I “boia” e i complici di Stalin (poi spesso vittime dell’ingranaggio che avevano contribuito a perfezionare) presi in esame da Donald Rayfield sono innumerevoli e il più delle volte si mostrano sconcertanti nella loro fredda opera di torturatori e di eliminazione fisica degli avversari, reali o presunti che fossero. Diciamo presunti perché, com’è apparso in tutta evidenza al tempo delle “grandi purghe”, quelle che decimarono l’esercito, gli intellettuali e soprattutto la dirigenza del partito comunista (compresi i parenti dei caduti in disgrazia), “Stalin eliminò, politicamente e poi fisicamente, tutti i politici che si erano dimostrati in grado di agire o persino di pensare in modo indipendente” (pp.304): soltanto il sospetto di una possibile e futura autonomia di pensiero rispetto la persona di Stalin bastava a decretare la morte, a volte a seguito di processi farsa, a volte mediante modalità ancor più sbrigative. Piuttosto interessante anche il parallelo con Hitler, anche se Rayfiel ammette che i tanti studi comparatistici intesi ad analizzare il volto psicopatologico dei due dittatori non possono che giungere ad esiti analoghi: da un lato le evidenti differenze soprattutto in relazione alla distanza tra la società russa e quella tedesca, sia, sopratutto nel decennio 1932-1941, gli inaspettati interessi comuni e le reciproche influenze tra i due tiranni: “per il corpo politico l’hitlerismo fu come un cancro che apparentemente permette al corpo di funzionar in modo normale finché non lo distrugge; lo stalinismo, invece, somigliò più alla larva di una vespa parassita, che divora e si trasforma nel corpo politico invaso” (pp.274).

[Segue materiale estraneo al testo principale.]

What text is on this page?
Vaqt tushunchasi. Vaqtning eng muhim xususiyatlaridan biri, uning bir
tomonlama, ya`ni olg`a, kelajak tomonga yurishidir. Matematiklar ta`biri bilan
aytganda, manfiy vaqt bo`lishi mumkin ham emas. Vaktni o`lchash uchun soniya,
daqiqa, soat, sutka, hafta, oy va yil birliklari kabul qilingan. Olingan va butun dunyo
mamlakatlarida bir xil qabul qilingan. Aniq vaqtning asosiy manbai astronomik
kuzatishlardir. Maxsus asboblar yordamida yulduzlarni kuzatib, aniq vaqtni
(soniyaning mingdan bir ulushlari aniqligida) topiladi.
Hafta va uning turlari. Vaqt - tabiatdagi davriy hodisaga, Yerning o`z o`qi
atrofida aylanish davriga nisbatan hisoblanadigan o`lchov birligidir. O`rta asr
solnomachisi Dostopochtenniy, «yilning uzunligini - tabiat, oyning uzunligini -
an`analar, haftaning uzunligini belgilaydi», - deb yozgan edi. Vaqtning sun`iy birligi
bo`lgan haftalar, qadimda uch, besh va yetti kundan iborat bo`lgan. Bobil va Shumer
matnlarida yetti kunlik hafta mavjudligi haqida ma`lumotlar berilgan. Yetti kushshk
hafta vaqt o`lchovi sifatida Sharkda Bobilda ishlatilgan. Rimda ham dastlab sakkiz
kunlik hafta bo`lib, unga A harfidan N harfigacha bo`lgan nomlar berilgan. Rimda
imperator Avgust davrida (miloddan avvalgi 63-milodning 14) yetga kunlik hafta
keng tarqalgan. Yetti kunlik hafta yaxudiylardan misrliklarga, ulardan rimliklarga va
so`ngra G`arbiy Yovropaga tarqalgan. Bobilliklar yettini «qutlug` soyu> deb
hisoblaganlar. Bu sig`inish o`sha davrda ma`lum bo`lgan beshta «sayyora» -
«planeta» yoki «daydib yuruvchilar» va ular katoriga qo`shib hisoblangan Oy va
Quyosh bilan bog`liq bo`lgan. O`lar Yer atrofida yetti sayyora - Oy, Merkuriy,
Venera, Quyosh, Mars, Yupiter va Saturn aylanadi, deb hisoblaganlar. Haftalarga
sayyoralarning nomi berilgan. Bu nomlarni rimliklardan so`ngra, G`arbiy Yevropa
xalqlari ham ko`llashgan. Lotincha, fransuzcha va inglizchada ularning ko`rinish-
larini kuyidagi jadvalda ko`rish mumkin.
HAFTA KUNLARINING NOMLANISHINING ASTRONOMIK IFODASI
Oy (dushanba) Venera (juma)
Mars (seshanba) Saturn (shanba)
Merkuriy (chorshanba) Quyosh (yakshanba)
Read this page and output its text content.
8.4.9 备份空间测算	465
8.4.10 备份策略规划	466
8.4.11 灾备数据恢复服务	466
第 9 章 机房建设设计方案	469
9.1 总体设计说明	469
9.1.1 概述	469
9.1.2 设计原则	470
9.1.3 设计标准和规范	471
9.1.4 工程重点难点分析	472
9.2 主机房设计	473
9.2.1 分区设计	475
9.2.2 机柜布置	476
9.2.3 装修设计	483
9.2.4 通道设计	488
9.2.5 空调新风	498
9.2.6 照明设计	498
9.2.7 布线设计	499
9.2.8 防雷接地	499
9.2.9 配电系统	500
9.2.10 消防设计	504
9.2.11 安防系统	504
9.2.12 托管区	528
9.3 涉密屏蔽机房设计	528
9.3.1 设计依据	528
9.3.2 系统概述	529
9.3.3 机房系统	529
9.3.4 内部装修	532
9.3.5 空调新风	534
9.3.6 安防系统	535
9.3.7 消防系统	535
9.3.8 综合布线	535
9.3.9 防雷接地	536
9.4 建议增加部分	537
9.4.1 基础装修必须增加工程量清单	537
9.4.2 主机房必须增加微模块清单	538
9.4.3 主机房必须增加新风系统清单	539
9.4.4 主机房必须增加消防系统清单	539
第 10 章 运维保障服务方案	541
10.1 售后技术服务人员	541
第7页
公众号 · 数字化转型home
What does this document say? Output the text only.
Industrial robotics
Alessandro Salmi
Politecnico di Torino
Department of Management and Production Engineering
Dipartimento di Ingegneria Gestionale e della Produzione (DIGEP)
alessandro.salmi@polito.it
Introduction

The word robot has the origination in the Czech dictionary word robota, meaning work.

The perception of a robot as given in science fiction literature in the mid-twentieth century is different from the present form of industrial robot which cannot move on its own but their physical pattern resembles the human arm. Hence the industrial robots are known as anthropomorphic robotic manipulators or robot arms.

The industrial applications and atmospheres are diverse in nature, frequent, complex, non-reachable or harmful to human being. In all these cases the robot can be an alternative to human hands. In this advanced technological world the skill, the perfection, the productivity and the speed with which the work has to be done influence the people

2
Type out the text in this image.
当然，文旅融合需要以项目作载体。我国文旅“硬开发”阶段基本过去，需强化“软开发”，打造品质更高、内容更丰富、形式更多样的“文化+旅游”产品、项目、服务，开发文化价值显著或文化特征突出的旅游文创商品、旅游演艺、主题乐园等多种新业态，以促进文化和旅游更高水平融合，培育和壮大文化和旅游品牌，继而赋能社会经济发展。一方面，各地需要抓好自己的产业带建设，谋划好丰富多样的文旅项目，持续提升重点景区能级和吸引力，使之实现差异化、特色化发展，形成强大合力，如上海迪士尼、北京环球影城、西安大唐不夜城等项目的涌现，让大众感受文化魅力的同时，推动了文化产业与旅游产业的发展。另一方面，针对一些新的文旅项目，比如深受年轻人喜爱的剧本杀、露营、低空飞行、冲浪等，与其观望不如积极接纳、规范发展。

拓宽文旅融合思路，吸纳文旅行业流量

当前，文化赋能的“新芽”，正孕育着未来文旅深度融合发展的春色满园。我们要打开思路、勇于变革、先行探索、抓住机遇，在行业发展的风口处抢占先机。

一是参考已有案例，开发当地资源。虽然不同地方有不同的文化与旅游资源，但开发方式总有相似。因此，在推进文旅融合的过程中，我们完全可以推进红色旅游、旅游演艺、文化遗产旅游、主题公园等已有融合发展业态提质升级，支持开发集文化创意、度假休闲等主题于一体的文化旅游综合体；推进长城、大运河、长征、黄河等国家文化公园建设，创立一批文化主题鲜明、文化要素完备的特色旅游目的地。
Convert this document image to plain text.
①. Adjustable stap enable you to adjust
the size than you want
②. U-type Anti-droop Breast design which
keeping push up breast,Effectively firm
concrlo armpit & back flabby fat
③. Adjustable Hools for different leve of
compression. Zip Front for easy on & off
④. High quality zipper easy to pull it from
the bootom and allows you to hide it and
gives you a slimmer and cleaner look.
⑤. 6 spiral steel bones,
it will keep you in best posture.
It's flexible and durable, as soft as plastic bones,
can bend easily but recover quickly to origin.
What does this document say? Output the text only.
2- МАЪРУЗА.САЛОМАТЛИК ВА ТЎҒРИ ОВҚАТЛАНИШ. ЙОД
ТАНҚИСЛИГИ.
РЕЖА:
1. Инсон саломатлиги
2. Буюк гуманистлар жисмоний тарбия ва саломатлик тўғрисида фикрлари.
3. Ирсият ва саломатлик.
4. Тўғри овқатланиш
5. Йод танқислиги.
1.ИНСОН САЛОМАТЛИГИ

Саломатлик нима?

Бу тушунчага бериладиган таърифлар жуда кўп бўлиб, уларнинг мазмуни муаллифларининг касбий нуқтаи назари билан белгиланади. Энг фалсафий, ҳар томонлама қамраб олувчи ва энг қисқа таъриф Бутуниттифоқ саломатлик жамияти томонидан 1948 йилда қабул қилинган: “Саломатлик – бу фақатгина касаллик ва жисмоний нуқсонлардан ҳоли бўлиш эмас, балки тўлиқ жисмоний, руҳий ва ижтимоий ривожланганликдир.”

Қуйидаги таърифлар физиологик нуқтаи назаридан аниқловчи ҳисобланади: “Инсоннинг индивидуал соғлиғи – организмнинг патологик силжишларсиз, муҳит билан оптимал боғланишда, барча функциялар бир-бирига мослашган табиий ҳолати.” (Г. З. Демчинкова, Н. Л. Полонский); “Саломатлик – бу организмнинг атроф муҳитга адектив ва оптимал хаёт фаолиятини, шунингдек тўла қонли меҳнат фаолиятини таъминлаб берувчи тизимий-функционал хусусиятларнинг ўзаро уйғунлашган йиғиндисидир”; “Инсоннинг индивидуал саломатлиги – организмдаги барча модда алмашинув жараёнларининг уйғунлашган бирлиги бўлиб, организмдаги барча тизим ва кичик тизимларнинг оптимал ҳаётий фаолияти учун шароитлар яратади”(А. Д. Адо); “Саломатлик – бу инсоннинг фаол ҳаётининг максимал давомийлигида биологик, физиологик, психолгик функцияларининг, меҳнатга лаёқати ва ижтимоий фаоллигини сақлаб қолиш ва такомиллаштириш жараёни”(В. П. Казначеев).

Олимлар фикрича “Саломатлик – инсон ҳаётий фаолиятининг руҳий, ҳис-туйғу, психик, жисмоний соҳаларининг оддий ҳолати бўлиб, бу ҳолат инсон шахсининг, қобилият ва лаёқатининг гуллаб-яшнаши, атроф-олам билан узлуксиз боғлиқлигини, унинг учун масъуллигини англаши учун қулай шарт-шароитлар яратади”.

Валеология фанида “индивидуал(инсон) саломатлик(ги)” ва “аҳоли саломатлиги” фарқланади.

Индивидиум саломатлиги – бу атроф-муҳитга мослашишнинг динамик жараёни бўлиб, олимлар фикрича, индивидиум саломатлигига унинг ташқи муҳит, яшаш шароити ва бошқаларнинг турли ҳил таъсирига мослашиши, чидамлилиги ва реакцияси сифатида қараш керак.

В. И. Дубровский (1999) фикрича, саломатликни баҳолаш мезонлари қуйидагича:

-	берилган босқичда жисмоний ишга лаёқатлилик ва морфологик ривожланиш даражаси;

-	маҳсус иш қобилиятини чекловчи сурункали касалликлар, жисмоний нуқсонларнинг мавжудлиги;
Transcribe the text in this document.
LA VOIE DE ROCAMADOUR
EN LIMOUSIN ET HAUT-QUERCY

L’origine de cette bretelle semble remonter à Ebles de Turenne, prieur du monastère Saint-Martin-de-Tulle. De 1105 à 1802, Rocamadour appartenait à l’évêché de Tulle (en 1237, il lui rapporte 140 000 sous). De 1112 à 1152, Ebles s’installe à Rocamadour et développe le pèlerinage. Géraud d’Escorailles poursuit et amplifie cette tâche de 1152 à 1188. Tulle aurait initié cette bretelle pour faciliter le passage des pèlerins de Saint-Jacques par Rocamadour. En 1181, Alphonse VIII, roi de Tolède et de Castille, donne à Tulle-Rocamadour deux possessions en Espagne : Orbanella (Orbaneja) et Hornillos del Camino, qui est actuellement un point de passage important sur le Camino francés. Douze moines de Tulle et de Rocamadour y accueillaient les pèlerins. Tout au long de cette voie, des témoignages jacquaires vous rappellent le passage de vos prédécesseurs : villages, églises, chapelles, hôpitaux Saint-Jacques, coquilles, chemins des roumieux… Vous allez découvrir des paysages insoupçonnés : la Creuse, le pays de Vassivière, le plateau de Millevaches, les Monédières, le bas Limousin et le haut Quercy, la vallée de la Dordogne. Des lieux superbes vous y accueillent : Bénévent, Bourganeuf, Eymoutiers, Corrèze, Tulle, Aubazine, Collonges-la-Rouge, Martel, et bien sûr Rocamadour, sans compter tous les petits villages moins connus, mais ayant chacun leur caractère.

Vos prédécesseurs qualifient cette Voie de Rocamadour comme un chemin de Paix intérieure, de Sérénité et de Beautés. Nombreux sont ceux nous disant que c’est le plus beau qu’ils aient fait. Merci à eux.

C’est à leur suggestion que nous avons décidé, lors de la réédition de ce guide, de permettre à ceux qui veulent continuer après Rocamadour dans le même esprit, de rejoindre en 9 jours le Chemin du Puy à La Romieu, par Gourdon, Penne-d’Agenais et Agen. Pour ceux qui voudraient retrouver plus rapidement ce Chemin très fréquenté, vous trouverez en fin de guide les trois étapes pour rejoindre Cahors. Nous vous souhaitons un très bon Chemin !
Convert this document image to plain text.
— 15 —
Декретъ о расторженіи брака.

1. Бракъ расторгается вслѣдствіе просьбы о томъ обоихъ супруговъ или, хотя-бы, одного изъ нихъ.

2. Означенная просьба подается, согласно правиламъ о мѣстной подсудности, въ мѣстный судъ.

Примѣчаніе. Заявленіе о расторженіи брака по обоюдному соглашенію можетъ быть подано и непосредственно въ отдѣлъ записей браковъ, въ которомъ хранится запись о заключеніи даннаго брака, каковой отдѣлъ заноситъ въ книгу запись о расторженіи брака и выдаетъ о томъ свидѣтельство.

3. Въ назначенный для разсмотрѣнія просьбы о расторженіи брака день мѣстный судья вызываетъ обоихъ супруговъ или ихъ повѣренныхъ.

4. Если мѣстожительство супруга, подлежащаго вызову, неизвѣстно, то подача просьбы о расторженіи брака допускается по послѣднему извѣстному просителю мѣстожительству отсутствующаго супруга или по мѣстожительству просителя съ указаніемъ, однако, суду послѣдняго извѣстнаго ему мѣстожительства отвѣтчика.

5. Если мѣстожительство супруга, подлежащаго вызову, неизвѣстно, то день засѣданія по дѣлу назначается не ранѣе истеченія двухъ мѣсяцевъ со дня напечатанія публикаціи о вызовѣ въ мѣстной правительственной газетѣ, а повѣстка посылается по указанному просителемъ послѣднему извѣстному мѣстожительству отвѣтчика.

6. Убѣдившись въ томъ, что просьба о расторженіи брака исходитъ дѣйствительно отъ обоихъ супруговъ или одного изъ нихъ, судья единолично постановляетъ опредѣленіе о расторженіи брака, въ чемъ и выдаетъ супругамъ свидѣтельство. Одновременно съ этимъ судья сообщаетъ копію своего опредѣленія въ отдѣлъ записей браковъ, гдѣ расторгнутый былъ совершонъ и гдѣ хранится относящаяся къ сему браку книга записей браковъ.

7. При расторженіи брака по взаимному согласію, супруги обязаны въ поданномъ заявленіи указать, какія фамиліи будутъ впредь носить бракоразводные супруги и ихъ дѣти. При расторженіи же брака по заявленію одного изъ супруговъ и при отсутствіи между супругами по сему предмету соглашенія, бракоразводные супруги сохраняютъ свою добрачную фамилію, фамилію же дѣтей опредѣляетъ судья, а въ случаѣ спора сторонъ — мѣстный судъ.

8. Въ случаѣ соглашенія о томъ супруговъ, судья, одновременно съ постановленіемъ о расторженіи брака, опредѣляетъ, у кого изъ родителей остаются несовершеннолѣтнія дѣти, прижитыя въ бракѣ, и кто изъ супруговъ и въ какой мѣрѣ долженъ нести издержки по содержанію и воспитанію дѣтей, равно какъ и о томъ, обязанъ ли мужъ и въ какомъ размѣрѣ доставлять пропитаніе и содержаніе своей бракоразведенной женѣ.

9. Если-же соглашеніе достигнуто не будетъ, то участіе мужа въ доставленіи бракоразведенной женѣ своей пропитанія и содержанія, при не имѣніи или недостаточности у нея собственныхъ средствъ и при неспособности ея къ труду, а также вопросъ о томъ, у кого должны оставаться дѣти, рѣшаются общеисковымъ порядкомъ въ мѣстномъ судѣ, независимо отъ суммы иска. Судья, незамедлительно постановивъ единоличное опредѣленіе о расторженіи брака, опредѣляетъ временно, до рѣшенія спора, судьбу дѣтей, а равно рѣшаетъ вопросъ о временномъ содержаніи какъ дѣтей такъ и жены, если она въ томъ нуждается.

Donald Rayfield, nel suo intento di mostrare gli aspetti malati dei boia al servizio di Stalin, forse rischia di mettere in ombra il passato di violenza e tirannia che ha caratterizzato l’intera storia della Russia, con lo stalinismo epigono di una tradizione sanguinaria; ma di sicuro il suo libro rappresenta ancora oggi un’opera di capitale importanza: pagine di verità che si contrappongono al montante negazionismo che dipinge il dittatore georgiano come lo statista severo, magari colpevole di qualche azione disdicevole ma apprezzabile per aver affermato il socialismo a livello planetario e, soprattutto, per aver costruito una superpotenza capace di contrapporsi all’occidente capitalista.

Edizione esaminata e brevi note

Donald Rayfield, (Oxford, 1942) storico e critico letterario britannico. E’ professore di Russo e Georgiano al Queen Mary College dell’università di Londra. E’ autore di numerosi saggi sulla Russia, sulla Georgia, su Stalin e su Beria, tra cui la monografia “The Literature of Georgia: A History”. E’ anche autore di una biografia di Anton Cechov.

Donald Rayfield, “Stalin e i suoi boia. Una analisi del regime e della psicologia stalinisti”, Garzanti Libri (collana Collezione storica), Milano 2005, pp. 591.